As the monotony of the dusty road and the desert began to alter with the setting sun, and the time to my destination read an hour and 35 long minutes, I was struck by a sense of extreme foolishness, and suddenly the proverbial penny dropped to the floor with an almighty crash.

I had been invited to embark on the most significant, spiritual and transformative journey a Muslim could go on, in the company of the woman who had given me life, and my preoccupation with worldly concerns had nearly seen me pass up that privilege and honour. Needless to say, I spent the rest of that solo drive having a stern word with myself.

A man in white robe stands facing the camera in front of the Kaaba in The Great Mosque in Mecca. A large group of pilgrims are in the background behind him, sitting, standing and talking.
Lonely Planet writer, Tharik Hussain, fulfils his promise to his mother during his first visit to Mecca © Tharik Hussain

That was the day I accepted my invitation to the 1431st Hajj and finally acknowledged just how lucky I was to have even been invited, let alone with my mother. It was also the day I began preparing for the journey that one friend helpfully described as, 'a dress rehearsal for death'.

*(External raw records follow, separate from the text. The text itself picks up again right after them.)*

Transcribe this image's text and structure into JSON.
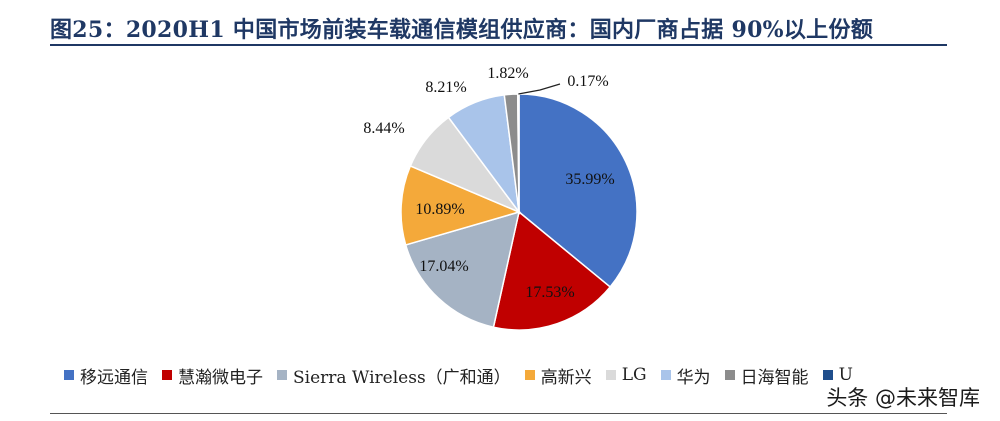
{
  "title": "图25：2020H1 中国市场前装车载通信模组供应商：国内厂商占据 90%以上份额",
  "watermark": "头条 @未来智库",
  "chart_data": {
    "type": "pie",
    "title": "",
    "series": [
      {
        "name": "移远通信",
        "value": 35.99,
        "label": "35.99%",
        "color": "#4472c4"
      },
      {
        "name": "慧瀚微电子",
        "value": 17.53,
        "label": "17.53%",
        "color": "#c00000"
      },
      {
        "name": "Sierra Wireless（广和通）",
        "value": 17.04,
        "label": "17.04%",
        "color": "#a5b3c4"
      },
      {
        "name": "高新兴",
        "value": 10.89,
        "label": "10.89%",
        "color": "#f4a93a"
      },
      {
        "name": "LG",
        "value": 8.44,
        "label": "8.44%",
        "color": "#dadada"
      },
      {
        "name": "华为",
        "value": 8.21,
        "label": "8.21%",
        "color": "#a9c4ea"
      },
      {
        "name": "日海智能",
        "value": 1.82,
        "label": "1.82%",
        "color": "#8c8c8c"
      },
      {
        "name": "U",
        "value": 0.17,
        "label": "0.17%",
        "color": "#1f4e8c"
      }
    ],
    "legend_position": "bottom"
  }
}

A few days later, whilst researching the city of Mecca, I performed the mini hajj – umrah – which can be done all year round and takes only a couple of hours to complete. Uncharacteristically, after I finished, I stopped a passerby and asked him to take a picture of me in my full pilgrim's outfit in front of the revered black cube. The picture was fulfilling a promise I made to my mother before leaving England. I then sat down and sent it to her mobile. She was unfamiliar with the app I used and did not reply, but as I stared at my mobile screen, the mesmeric image of throngs of white Hajjis surrounding the black Kaaba in front of me, the two grey ticks in the bottom right corner of the picture turned blue. She had seen it. 

On Monday 5th August, I will board a Saudi Airlines flight bound for Jeddah with my mother and in doing so I will fulfil my second promise to her.